The Teashop Girls by Elaine Everest – a wartime saga of love and life on the coast of England.

 

 

Lyons teashops were an an institution in Britain between the two wars, as much for their distinctive, well trained “Nippies” as their good food and drinks. This book features three girls who were collectively known as Nippies in the Ramsgate branch. Rose, Lily and Katie have all grown up in Ramsgate, and have all been trained in London to work in this local branch. It is now early 1940, and the stirrings of war are beginning to affect daily life and threaten the calm of the town. The girls will discover the changes that war will bring in this well written story of life and loves when everything is under threat. Secrets are exposed, dangers faced and discoveries made as the girls try to stand together with those that love them.

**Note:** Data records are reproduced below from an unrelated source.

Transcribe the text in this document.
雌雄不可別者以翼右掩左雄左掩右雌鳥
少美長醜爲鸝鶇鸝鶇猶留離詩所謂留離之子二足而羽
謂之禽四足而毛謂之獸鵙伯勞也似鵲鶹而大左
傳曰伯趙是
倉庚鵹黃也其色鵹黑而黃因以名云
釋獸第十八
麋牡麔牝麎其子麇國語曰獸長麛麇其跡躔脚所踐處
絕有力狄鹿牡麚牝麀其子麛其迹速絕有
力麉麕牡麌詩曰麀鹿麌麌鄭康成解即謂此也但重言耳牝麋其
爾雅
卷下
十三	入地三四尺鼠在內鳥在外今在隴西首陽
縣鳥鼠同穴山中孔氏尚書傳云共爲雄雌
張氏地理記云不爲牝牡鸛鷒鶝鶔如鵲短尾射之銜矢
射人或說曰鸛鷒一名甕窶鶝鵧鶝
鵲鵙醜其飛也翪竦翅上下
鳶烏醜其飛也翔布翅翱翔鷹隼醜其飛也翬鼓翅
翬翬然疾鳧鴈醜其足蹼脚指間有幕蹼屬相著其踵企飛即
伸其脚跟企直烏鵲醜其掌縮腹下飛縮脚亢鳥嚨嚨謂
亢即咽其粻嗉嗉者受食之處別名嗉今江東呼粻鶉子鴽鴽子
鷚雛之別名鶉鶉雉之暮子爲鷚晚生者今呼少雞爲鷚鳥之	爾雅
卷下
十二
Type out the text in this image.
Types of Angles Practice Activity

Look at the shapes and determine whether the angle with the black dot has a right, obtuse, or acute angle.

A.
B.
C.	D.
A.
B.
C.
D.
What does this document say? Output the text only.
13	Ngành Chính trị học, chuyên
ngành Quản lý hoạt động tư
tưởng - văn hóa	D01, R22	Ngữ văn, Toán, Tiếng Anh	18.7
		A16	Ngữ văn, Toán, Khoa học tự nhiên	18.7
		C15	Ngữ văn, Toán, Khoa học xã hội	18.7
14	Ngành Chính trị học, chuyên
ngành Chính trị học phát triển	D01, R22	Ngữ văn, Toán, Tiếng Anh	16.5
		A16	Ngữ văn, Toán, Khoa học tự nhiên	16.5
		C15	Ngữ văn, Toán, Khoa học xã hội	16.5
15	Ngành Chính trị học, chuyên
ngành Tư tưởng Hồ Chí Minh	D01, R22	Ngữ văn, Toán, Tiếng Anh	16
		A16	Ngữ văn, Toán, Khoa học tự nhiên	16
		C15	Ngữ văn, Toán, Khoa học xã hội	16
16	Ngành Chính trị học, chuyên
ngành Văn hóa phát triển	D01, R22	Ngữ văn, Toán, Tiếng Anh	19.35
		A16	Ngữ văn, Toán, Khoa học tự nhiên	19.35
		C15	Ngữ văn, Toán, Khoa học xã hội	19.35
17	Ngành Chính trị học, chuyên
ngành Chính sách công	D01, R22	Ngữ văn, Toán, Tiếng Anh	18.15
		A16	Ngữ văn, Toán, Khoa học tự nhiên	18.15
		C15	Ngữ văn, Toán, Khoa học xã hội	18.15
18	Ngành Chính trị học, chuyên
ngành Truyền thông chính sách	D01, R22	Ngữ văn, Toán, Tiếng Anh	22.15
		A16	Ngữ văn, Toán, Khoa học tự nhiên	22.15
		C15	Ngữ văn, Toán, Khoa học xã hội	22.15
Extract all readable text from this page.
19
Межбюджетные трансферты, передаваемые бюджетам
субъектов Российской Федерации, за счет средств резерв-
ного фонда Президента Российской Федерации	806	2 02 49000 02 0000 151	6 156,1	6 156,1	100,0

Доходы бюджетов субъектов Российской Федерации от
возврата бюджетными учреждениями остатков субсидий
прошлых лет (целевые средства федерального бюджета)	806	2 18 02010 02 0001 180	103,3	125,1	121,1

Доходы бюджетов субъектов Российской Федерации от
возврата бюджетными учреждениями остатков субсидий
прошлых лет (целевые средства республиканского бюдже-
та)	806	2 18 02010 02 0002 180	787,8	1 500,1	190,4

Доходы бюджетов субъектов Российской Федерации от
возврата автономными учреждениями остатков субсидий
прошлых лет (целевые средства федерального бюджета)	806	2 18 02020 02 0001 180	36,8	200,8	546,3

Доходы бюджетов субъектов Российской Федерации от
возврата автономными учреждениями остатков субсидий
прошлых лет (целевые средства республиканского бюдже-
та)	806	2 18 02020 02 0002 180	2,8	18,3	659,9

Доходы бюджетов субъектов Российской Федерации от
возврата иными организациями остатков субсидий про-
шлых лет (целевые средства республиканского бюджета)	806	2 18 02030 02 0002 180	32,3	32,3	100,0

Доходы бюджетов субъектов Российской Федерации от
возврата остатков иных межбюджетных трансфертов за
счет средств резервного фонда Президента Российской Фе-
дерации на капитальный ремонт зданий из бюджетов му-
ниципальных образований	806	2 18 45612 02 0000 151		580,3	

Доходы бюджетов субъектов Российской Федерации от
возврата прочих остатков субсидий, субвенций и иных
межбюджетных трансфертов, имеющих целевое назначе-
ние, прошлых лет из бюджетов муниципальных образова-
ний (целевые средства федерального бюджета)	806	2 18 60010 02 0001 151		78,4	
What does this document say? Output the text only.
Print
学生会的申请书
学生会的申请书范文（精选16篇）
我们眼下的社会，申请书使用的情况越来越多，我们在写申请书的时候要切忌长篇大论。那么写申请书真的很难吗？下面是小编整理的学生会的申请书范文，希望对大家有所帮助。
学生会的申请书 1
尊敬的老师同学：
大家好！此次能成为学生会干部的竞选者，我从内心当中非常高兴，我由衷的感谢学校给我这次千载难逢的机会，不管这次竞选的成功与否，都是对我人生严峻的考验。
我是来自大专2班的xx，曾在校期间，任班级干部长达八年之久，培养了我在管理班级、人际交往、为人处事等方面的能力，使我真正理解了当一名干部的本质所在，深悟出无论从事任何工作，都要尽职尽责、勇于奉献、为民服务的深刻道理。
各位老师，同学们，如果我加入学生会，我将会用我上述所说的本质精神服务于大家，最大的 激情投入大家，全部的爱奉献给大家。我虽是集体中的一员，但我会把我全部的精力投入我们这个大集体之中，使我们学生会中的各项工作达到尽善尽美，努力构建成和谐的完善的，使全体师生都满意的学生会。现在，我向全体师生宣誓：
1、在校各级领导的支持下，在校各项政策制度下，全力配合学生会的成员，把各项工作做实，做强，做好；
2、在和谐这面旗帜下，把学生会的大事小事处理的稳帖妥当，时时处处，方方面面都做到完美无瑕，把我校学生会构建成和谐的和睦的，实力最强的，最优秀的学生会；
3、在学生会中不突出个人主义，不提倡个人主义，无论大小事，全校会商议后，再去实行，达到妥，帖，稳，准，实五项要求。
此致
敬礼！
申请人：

The background of danger in a coastal town makes this a different picture from a London based war novel and lends a certain intimacy to a community under fire. I was so pleased to be given the opportunity to read and review this book which is bound to prove popular with Elaine’s many fans.

 

The book opens with Flora, Rose’s mother in 1926, when life seems very different. She enjoys visiting a Lyons tea shop, but hopes for more than such work for her only child. As she secretly lays aside the clues to a hopeful future, she acknowledges that she must get back to running a guest house, Sea View, which is the scene for much of the narrative in 1940. As we first see Rose, she is helping her friend Lily as she arrives in a dishevelled state, partly as a result of losing her mother recently. Rose is aware that working in Lyons is a cut above the other local cafes, even if the cost is dealing with the extremely strict Miss Butterworth, manager of the Ramsgate branch. Katie also arrives, full of the joy of her relationship with Jack who like her grew up in the local orphanage. They go on to meet people like the charming Ben who offer a glimpse of a different life, and face challenges that can sometimes be seen as horrific. Revelations emerge as the focus of the book slightly moves, but the people gravitate back to Sea View as the centre of the action as offering shelter to an assorted group of people. Anya is a refugee who has joined the household, but my favourite character is Mildred, whose bravery and kindness transforms situations. As enemy invasion becomes a real possibility, and a great event means that everyone is stretched to the limit.

 

This is such an absorbing book, which flows so well that it is difficult to put down. I felt that the characters worked well as individuals, with each of their own situations dealt with, and then together the dialogue and dynamics really brought them all alive. As with Elaine’s Woolworths series, the central force of the Lyons tea shop holds the strands together, together with Sea View. The local knowledge as always is impeccable, as well as the research into the strict rules by which Lyons ran every branch.  I really enjoyed this novel in every respect, and cannot wait to see if and when “The Teashop Girls” and their friends return.

 

Like Elaine, I have good childhood memories of Ramsgate as a summer holiday place. We actually had some form of cousin living there, so we would all squash into her house for the week or so we were there. It was definitely a special place where I first encountered slot machines and beaches, sand in sandwiches and sunburn! Later we would go to the coast North Wales, which was great fun, but Ramsgate had its own style and people I still remember. This book brought back memories!